To: Patrick Slevin who wrote (17087)4/15/2000 6:25:00 PM
From: Czechsinthemail  Read Replies (1) | Respond to of 17305
 
Patrick,

Thanks for the reply on INAP. The comparison you make with RMBS may be apt, particularly since INAP has the unfortunate predicament of forecasted losses at least through this year and next. In the current market environment, there are relatively few willing to look that far into the future. Without immediately visible earnings and imminent good news, stocks are being dumped regardless of their long-term prospects. The stock has also been hurt by significant insider sales during a recent secondary offering -- besides putting more shares out into the market it encourages doubts and fears about the company's prospects. Perhaps the company is being judged unfairly, but in conjunction with a falling stock price, more blood draws more sharks while potential buyers hold back.

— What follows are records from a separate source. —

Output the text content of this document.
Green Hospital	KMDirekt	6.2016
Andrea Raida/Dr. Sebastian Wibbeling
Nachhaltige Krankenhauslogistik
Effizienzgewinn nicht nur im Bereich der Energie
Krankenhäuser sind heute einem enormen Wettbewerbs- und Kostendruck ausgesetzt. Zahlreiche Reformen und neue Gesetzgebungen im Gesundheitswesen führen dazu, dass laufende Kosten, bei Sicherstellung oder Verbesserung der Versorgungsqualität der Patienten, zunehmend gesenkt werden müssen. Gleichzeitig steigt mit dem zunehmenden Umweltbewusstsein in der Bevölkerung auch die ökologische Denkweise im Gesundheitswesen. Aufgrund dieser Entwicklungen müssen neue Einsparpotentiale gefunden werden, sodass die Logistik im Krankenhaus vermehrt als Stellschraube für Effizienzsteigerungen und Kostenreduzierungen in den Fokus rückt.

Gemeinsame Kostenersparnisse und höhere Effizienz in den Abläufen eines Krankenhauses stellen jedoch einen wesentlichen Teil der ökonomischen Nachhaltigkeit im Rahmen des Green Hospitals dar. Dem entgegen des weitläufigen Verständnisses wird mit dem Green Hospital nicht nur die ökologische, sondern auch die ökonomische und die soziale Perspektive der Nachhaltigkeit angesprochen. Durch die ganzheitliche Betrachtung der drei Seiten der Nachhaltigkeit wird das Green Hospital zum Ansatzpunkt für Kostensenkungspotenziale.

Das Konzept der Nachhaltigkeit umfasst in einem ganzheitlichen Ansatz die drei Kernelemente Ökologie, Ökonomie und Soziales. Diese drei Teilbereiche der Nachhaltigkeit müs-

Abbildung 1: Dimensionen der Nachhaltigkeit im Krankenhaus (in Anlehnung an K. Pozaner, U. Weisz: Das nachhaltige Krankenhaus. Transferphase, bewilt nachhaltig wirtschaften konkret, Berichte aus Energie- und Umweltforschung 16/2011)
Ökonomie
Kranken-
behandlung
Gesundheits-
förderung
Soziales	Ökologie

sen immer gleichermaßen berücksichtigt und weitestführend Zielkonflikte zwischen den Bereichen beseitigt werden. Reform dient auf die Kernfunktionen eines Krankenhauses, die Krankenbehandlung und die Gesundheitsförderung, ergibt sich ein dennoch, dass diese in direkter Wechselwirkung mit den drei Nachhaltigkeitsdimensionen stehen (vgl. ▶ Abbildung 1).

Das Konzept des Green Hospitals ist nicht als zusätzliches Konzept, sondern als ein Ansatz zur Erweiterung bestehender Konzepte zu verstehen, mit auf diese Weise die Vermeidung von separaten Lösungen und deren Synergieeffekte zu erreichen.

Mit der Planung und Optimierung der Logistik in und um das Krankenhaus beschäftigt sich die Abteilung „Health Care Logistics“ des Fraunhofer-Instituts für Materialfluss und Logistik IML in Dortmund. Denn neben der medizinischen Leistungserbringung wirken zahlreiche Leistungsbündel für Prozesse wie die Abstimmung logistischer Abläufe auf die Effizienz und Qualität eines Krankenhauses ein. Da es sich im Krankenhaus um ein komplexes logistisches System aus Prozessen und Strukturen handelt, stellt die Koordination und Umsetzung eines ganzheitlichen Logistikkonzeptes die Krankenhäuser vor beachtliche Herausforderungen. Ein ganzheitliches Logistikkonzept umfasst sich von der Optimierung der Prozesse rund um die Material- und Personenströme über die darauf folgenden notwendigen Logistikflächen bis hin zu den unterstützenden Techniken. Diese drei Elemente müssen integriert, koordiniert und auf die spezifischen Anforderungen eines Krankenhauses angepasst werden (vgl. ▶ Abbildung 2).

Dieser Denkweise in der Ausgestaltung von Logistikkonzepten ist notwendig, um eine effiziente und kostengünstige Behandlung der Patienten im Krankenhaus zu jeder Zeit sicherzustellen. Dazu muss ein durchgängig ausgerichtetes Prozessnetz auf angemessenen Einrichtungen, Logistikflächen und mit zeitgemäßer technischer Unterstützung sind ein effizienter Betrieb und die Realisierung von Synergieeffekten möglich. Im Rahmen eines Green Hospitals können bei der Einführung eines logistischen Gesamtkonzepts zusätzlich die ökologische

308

My recent bargain-hunting has focused on two value-growth tech companies: Global Light Telecom (GBT) and Alliance Semiconductor (ALSC). Not bleeding edge technology, but undervalued with growing technology assets -- kind of Warren Buffett with growth. The growth story in both cases looks good, but an important consideration, particularly in the current market climate, is that both companies own assets worth substantially more than their market cap. I think the recent shocks to the market should favor companies with clear "show me the money" stories.

Though the asset values may decline if the NASDAQ continues to fall, having a significant discount from asset value should provide some cushioning on the downside and a spring effect on the recovery.